In a video released before his return to work this week, Andrews also addressed the “vile rumours” that spread about the accident during his three-month layoff and confirmed that he intended to recontest the next state election.

In the fullest account yet of the accident, Andrews described slipping on wet stairs on his way to work, saying he heard an “almighty crunch” when he landed.

“As I put my foot onto the first step, I knew I was in trouble,” he said.

“I didn’t really connect with the step, it just slid straight off. I became airborne almost, so I’m horizontal with the step, and all I could hear was this almighty crunch.

“And that’s when I knew … I thought this is serious, we’re in trouble here.”

Andrews’ described his wife, Catherine, finding him “a few moments later” after hearing him “groaning in pain”.

“I couldn’t yell out … it felt like an eternity because I couldn’t breathe, it was only the most shallow breathes in and out.”

Catherine Andrews, his wife, also appears in the video alongside the premier. She described the moment she discovered the Victorian premier as “awful”.

“You were going blue and we were looking at each other and I was thinking ‘you’re going to die here in Sorrento at this holiday house’,” she said.

“You were looking at me and you felt the same.”

After calling an ambulance and Andrews’ personal protection detail, he was eventually given some “pretty significant pain relief”. He said he had “never experienced anything like this” and thanked the police, physiotherapists, paramedics and nurses who helped him after the accident and during his recovery.

“Nurses in ICU, there’s something very special about those people, they are the best of us,” he said.

“As painful, as difficult, as traumatic as it was, we were very lucky.
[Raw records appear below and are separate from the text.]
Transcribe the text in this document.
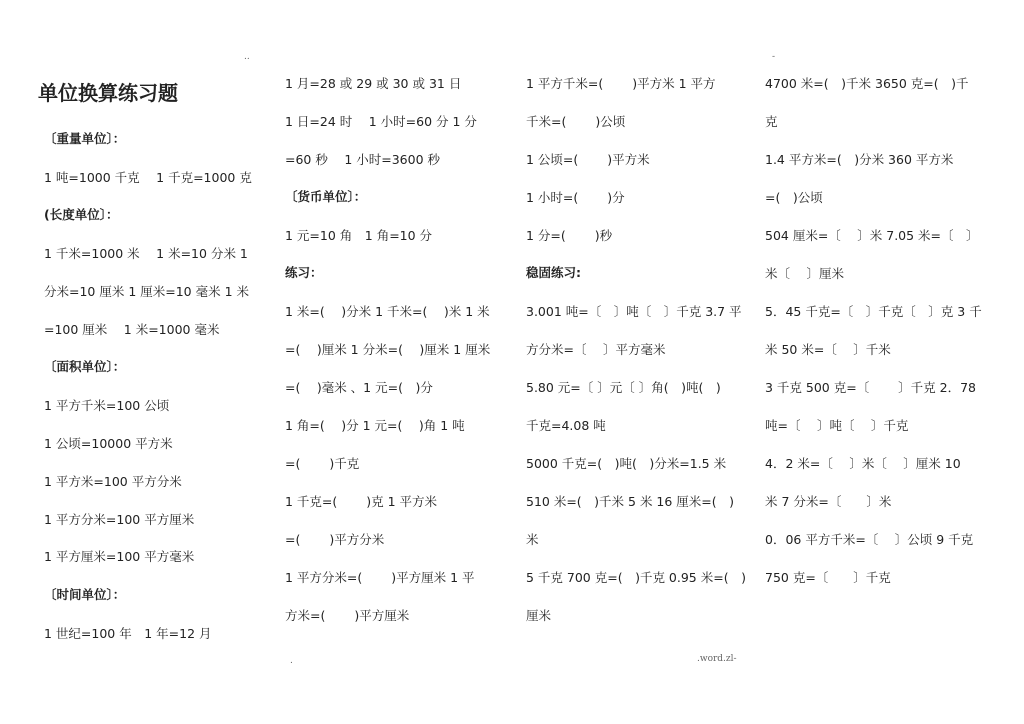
..	-
单位换算练习题
〔重量单位〕：
1 吨=1000 千克　 1 千克=1000 克
(长度单位〕：
1 千米=1000 米　 1 米=10 分米 1
分米=10 厘米 1 厘米=10 毫米 1 米
=100 厘米　 1 米=1000 毫米
〔面积单位〕：
1 平方千米=100 公顷
1 公顷=10000 平方米
1 平方米=100 平方分米
1 平方分米=100 平方厘米
1 平方厘米=100 平方毫米
〔时间单位〕：
1 世纪=100 年　1 年=12 月
1 月=28 或 29 或 30 或 31 日
1 日=24 时　 1 小时=60 分 1 分
=60 秒　 1 小时=3600 秒
〔货币单位〕：
1 元=10 角　1 角=10 分
练习：
1 米=(　 )分米 1 千米=(　 )米 1 米
=(　 )厘米 1 分米=(　 )厘米 1 厘米
=(　 )毫米 、1 元=(　)分
1 角=(　 )分 1 元=(　 )角 1 吨
=(　　 )千克
1 千克=(　　 )克 1 平方米
=(　　 )平方分米
1 平方分米=(　　 )平方厘米 1 平
方米=(　　 )平方厘米
1 平方千米=(　　 )平方米 1 平方
千米=(　　 )公顷
1 公顷=(　　 )平方米
1 小时=(　　 )分
1 分=(　　 )秒
稳固练习:
3.001 吨=〔　〕吨〔　〕千克 3.7 平
方分米=〔　 〕平方毫米
5.80 元=〔 〕元〔 〕角(　)吨(　)
千克=4.08 吨
5000 千克=(　)吨(　)分米=1.5 米
510 米=(　)千米 5 米 16 厘米=(　)
米
5 千克 700 克=(　)千克 0.95 米=(　)
厘米
4700 米=(　)千米 3650 克=(　)千
克
1.4 平方米=(　)分米 360 平方米
=(　)公顷
504 厘米=〔　 〕米 7.05 米=〔　〕
米〔　 〕厘米
5．45 千克=〔　〕千克〔　〕克 3 千
米 50 米=〔　 〕千米
3 千克 500 克=〔　　 〕千克 2．78
吨=〔　 〕吨〔　 〕千克
4．2 米=〔　 〕米〔　 〕厘米 10
米 7 分米=〔　　〕米
0．06 平方千米=〔　 〕公顷 9 千克
750 克=〔　　〕千克
.	.word.zl-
Very, very lucky.”

Andrews’ long layoff has been marked by an explosion of conspiracy theories about the nature of his accident, which were given new impetus by the Victorian opposition after treasury spokeswoman, Louise Staley, released a list of questions about the accident.

The questions mirrored a complex web of baseless claims which had taken hold among anti-lockdown, anti-vaccination and far-right groups online, before being spread on a Queensland conspiracy website.

Staley has said she had simply been urging Andrews to “clear up” rumours when she released a list of 12 questions, which included whether Andrews had been interviewed by police after the accident and who had called the ambulance.

Andrews called the rumours “vile”.

“Politics isn’t always like that,” he said. He said a text message from the former opposition leader and former Victorian Liberal party premier, Ted Baillieu, was one of the most “touching” he received following the accident.

“I’m coming back this week, I’m fit, I’m strong, I’m healthy. I’m on the ballot next year, I’m running and I’m running to win,” he said.